Last night, around midnight, I went down to say good night to one of my sons. We talked a long time. About how hard it is to grow up working for your parents. How hard it is to keep doing what you’ve done since a small child. How lonely he is here on this island without his friends. Yes, he loves us and is glad to be with us, but he longs to leave and make his own way out in the world.

I know, I know. I shook my head in understanding. I know how hard it was working for my parents, too, rebuilding old houses throughout our childhood. I know how tangled the roles get in every family business, how the children can feel like employees rather than sons and daughters. How, when we’re working, our worth feels measured by our productivity. How so many of the words spoken between you and your parents are commands, and it does not matter how hard or impossible the work before you, it must get done. I know, too, about isolation from friends and the rest of the world. We all feel it.

I turn back to the salmon now and carefully place the last layer of fish on top. The basin is full now. I move it to the refrigerator on the porch, where it will sit until morning. I need to work in the studio, but I cannot write today. I feel a whirlpool of panic and melancholy sweeping me under.

I lift a sweatshirt off a hook by the door and walk halfway down the gravel path. Three skiffs are out on the water, loading ice from the iceboat for the afternoon pick. I’m already traveling through decades, across islands, a continent, while on it goes, the orange rain-geared soldiers marching down the hill, stepping wearily into skiffs and roaring out onto the nets. Come hell or empty nets or high water or any other thing, the fishing goes on as if nothing else matters. Yes, this is the constancy of need and the persistence of love, but it is slavery, too. Maybe that more than anything.

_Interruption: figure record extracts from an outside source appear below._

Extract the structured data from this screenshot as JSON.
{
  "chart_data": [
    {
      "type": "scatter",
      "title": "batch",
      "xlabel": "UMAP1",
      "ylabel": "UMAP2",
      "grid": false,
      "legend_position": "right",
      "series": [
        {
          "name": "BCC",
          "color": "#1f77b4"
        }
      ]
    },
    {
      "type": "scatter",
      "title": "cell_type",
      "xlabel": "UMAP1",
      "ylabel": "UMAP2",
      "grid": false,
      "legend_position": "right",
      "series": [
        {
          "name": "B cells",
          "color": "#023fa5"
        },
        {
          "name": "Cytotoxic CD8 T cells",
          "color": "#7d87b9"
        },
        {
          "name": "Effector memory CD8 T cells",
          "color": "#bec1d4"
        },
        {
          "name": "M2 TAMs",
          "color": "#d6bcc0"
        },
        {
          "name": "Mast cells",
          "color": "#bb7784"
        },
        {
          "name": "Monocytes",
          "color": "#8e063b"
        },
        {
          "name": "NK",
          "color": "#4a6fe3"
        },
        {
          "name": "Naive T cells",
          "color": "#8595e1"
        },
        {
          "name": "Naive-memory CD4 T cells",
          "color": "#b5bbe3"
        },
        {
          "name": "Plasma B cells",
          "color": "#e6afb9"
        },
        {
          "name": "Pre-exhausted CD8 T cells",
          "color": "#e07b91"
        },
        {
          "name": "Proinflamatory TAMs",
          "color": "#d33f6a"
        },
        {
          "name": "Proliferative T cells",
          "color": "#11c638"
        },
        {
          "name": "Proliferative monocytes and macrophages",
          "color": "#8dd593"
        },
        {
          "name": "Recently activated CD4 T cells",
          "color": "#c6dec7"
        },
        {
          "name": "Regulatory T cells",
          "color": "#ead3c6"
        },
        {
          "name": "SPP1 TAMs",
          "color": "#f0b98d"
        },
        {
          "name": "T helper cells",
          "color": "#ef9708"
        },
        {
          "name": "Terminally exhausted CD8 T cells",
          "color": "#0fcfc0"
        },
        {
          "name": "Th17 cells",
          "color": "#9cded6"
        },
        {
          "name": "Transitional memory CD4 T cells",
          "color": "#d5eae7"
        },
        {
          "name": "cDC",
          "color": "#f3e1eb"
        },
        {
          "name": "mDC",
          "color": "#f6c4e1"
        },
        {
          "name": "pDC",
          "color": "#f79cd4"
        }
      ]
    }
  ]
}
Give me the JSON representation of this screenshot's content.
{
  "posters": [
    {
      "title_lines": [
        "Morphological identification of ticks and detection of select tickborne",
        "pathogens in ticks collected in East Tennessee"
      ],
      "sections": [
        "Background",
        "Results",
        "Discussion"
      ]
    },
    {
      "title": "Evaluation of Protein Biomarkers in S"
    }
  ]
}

I feel a familiar vertigo. I am desperate to leave, but there’s no way off this rock. All I can do is walk. I decide to visit the eaglets, to see if they’re still in the nest. I set my face to the meadow and the only passable trail on this jungle of an island. I lurch down the graveled trail and turn toward the studio, the house that Duncan built for me a few years ago, where I do all my writing and where the writing workshop happens. I carefully chose this spot, tucking the white two-story building into birch trees overlooking the inside of the bay. I didn’t want to face the outside waters, the Shelikof Strait. I see and remember too much on those dark waters.

What were we doing in those early days? We pitched our whole lives to following and catching creatures themselves headed for death. Part of me died too along the way. I had a miscarriage in the skiff one terrible day—and after going ashore to clean up and change, I went back out, back out into the boat to work into the dark. Because the men asked me to; they needed me and I could not say no, though a life had just been lost. It felt like my own life that night. Then the nights of driving a nearly swamped skiff around the island in the pitch dark near a reef I couldn’t see; the week I took Duncan’s place in the skiff, my breasts leaking milk while I battled the fall storms; the days of fishing until I could no longer stand but I wasn’t allowed to sit, and we were crazy, all of us, arms going numb at night, hands unable to hold a cup, jumping from a pitching skiff onto a rock, the fierce shouting, my own voice lost, my pen stilled, my eyes long past tears.

Who could write or speak about this? Who would believe it? Until finally I did it, what I’m doing now—I walked away. Without a boat or a plane, there was no escape from this island, except at the lowest tide, when a spit of land emerged, connecting to a larger island. It was all wilderness, but there was a driftwood shack four miles down that beach, too decrepit for habitation. But not for a runaway. With a gun over my shoulder for bears, a backpack with food, a sleeping bag, and matches for a fire, I left the island, never wanting to return.